Notwithstanding the foregoing, the Compensation Committee may waive or modify
its right to discontinue payments to any person by written agreement with such
person.

    12.  Limitation of Rights; Special Provision in the Event of Change in
Control.  Nothing in this Plan will be construed to create a trust or to
obligate Eastern or any other person to segregate a fund, purchase an
insurance contract, or in any other way currently to fund the future payment
of any benefits hereunder, nor will anything herein be construed to give any
employee or any other person rights to any specific assets of Eastern or of
any other person. 

    Notwithstanding the foregoing, Eastern in its sole discretion may
establish a trust of which it is treated as the owner under Subpart E of
Subchapter J, Chapter 1 of the Code to provide for the payment of benefits
hereunder, subject to the claims of general creditors in the event of
insolvency and subject to such other terms and conditions as Eastern may deem
necessary or advisable to ensure that benefits are not includable, by reason
of the Trust, in the income of trust beneficiaries prior to actual
distribution and that the existence of the trust does not cause the Plan or
any other arrangement to be considered funded for purposes of Title I of the
Employee Retirement Income Security Act of 1974, as amended (a "grantor
trust").  In the event Eastern establishes a grantor trust in respect of the
Plan and at the time of a Change of Control such trust (i) has not been
terminated or revoked and (ii) is not "fully funded" (as hereinafter defined),
Eastern shall promptly deposit in such grantor trust cash sufficient to cause
the trust to be "fully funded" as of the date of the deposit.  For purposes of
this paragraph, the aforesaid grantor trust shall be deemed "fully funded" as
of any date if, as of that date, the fair market value of the assets held in
trust is not less than the aggregate present value as of that date of (1) all
benefits then in pay status under the Plan (including benefits not yet
commenced but in respect of Eligible Officers who have retired, died or
otherwise terminated employment under circumstances entitling them to benefits
hereunder) plus (2) all benefits that would be payable under the Plan if all
other Eligible Officers were deemed to have retired with the prior written
permission of the Compensation Committee on that date plus (3) all benefits
payable (as determined under rules similar to the rules described in (1) and
(2)) under all other plans and arrangements, to the extent provided for
through the grantor trust.  In applying the preceding sentence, present value
shall be determined by using the interest and mortality assumptions used in
determining lump sum present values under the Retirement Plan.

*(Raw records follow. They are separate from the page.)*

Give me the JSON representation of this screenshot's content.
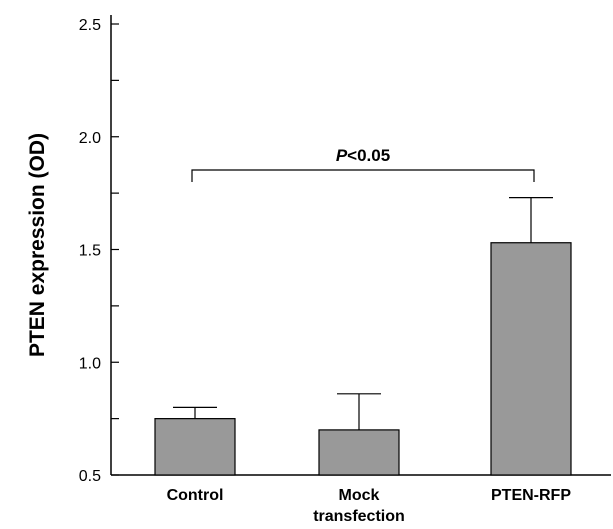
{
  "chart_data": {
    "type": "bar",
    "title": "",
    "xlabel": "",
    "ylabel": "PTEN expression (OD)",
    "ylim": [
      0.5,
      2.5
    ],
    "y_ticks": [
      "0.5",
      "1.0",
      "1.5",
      "2.0",
      "2.5"
    ],
    "categories": [
      "Control",
      "Mock transfection",
      "PTEN-RFP"
    ],
    "category_lines": [
      [
        "Control"
      ],
      [
        "Mock",
        "transfection"
      ],
      [
        "PTEN-RFP"
      ]
    ],
    "values": [
      0.75,
      0.7,
      1.53
    ],
    "errors": [
      0.05,
      0.16,
      0.2
    ],
    "bar_color": "#999999",
    "grid": false,
    "annotation": {
      "italic_part": "P",
      "rest": "<0.05",
      "from_category": "Control",
      "to_category": "PTEN-RFP"
    }
  }
}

    13.  Rights Non-Assignable.  No employee or beneficiary or any other
person will have any right to assign or otherwise to alienate the right to
receive payments under the Plan, in whole or in part.

    14.  Amendment.  Eastern reserves the right at any time by action of
its Board of Trustees to terminate the Plan or to amend its provisions in any
way, except that following a Change of Control no such amendment or
termination shall reduce the amount of Eastern's obligations under Section 12
or extend the period within which Eastern may satisfy such obligations.  In
addition, the Plan will automatically terminate if at any time (and as of the
date that) the Retirement Plan is terminated.  Notwithstanding the foregoing,
no termination or amendment of the Plan (a "Plan amendment") will reduce the
benefit payable under the Plan to any person with respect to an Eligible
Officer whose employment with Eastern and its subsidiaries was terminated
prior to such Plan amendment, nor shall any Plan amendment reduce the benefit
to be paid with respect to a person who is an Eligible Officer on the date of
such Plan amendment below the amount which such Eligible Officer would have
received if his employment had terminated with the prior written permission of
the Compensation Committee on the day before such Plan amendment.